A mesmerizing though unsettling ambient record that really grips the listener. The soundscapes are much like the cover art; seemingly simple yet abstract, but take a closer look and you can see there is all kinds of stuff happening beyond first glance, or apprehension.
Can't win 'em all. After a astoundingly promising EP, PSB drifts forth in more of the same with less focus. This first full-length is essentially the succesful sound of the EP, but stretched across so many themes it lacks coherence. The record isn't bad, it could've been better.
A masterfully crafted work of twisting and dark ambient. Using all kinds of apparatus and devices, Ulver crafts twisting melodies and gloomy soundscapes to an artform.
Seeing Skuggsjá (Wardruna & Enslaved) perform live was a real privilege, since it wasn't really supposed to be more then a one time thing.
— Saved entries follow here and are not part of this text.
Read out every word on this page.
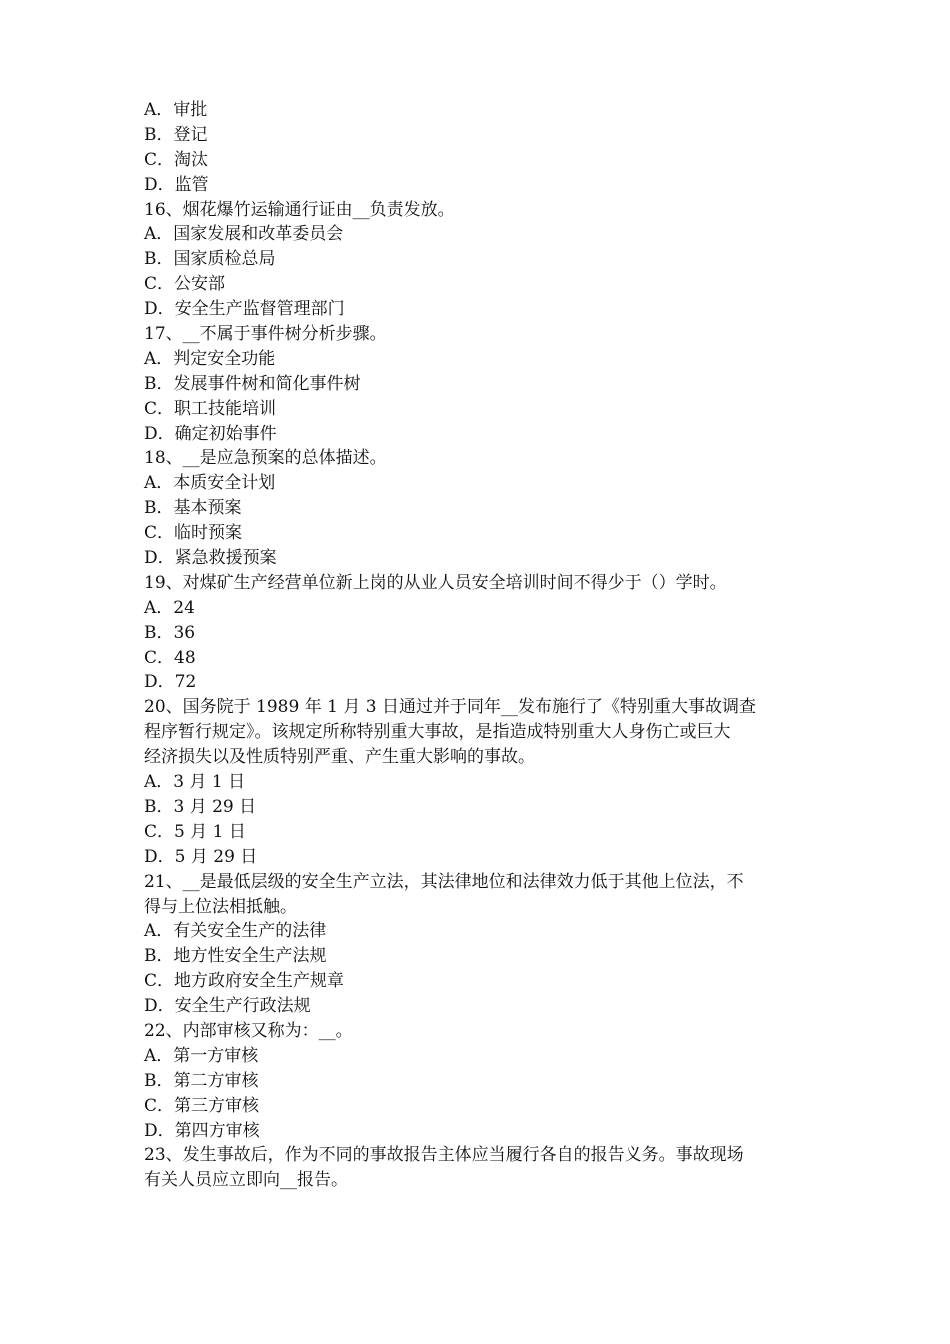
A．审批
B．登记
C．淘汰
D．监管
16、烟花爆竹运输通行证由__负责发放。
A．国家发展和改革委员会
B．国家质检总局
C．公安部
D．安全生产监督管理部门
17、__不属于事件树分析步骤。
A．判定安全功能
B．发展事件树和简化事件树
C．职工技能培训
D．确定初始事件
18、__是应急预案的总体描述。
A．本质安全计划
B．基本预案
C．临时预案
D．紧急救援预案
19、对煤矿生产经营单位新上岗的从业人员安全培训时间不得少于（）学时。
A．24
B．36
C．48
D．72
20、国务院于 1989 年 1 月 3 日通过并于同年__发布施行了《特别重大事故调查
程序暂行规定》。该规定所称特别重大事故，是指造成特别重大人身伤亡或巨大
经济损失以及性质特别严重、产生重大影响的事故。
A．3 月 1 日
B．3 月 29 日
C．5 月 1 日
D．5 月 29 日
21、__是最低层级的安全生产立法，其法律地位和法律效力低于其他上位法，不
得与上位法相抵触。
A．有关安全生产的法律
B．地方性安全生产法规
C．地方政府安全生产规章
D．安全生产行政法规
22、内部审核又称为：__。
A．第一方审核
B．第二方审核
C．第三方审核
D．第四方审核
23、发生事故后，作为不同的事故报告主体应当履行各自的报告义务。事故现场
有关人员应立即向__报告。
The record that wasn't supposed to be made is here now and it's a proper reflection of the project. Deep folk and roaring folk-black metal.
Nicolas Jaar is a modern day Mozart in electronic music. He uses sounds to paint pictures and to tell a story. Not with melodies or lyrics per-se, but with a mindset, a whiff of a surreal situation, a memory.
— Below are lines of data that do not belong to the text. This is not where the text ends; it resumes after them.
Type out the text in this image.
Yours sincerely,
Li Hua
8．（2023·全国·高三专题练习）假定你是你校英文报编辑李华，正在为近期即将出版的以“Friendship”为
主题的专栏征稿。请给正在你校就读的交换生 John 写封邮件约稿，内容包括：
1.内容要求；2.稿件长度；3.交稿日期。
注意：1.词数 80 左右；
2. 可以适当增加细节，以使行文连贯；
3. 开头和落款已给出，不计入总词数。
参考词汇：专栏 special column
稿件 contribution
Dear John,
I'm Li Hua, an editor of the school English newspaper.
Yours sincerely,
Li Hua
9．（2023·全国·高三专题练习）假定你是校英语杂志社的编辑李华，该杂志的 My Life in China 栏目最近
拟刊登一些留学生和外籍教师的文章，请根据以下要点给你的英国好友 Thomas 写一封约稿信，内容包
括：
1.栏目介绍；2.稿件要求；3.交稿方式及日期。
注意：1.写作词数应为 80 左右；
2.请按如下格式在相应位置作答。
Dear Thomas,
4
Bohren & Der Club Of Gore is a lovely darkjazz project and their latest release 'Dolores' takes a lighter take on the whole. The sound is less noir, gloomy and a bit friendlier in the keys-department. Nice, but not the depressive darkness I seek here.
This wasn't at all what I expected. The first track 'Made of Metal' on 'Ruins' with a black cover would suggest something heavy. Not a piano-laden, modest singer-songwriter record. That said, it still is a lovely record with a lot of depth and feeling in the sounds.
Khanate is a unique piece of work. It sounds like a band dying in the studio and recording every last bit of it. Prepare to not be swayed away by layers of noise, but rather be thrown into a bathtub of rusty razors and salt. This is meant to hurt.
A smaller Godspeed makes for a more modest record (with equally long albumtitles). A sincere and tragic record which envelops as slow as possible by adding layers of radio-samples, tragic keys and strings. A desolate, lonely work. Magnificent.
Piano-centered ambient release. It's nice, but like most of us I bought it just because it's John Haughm, because let's be honest, anyone with a midicontroller could do this
A unique mixture of world music, Japanese traditionals, progrock, ambient and jazz, from the 70s! It is truly a remarkable experience of music from the East, sadly Kitajima later fell into the cheesy eastern-new-age cliches. But at least this work is still out there, and it still resounds.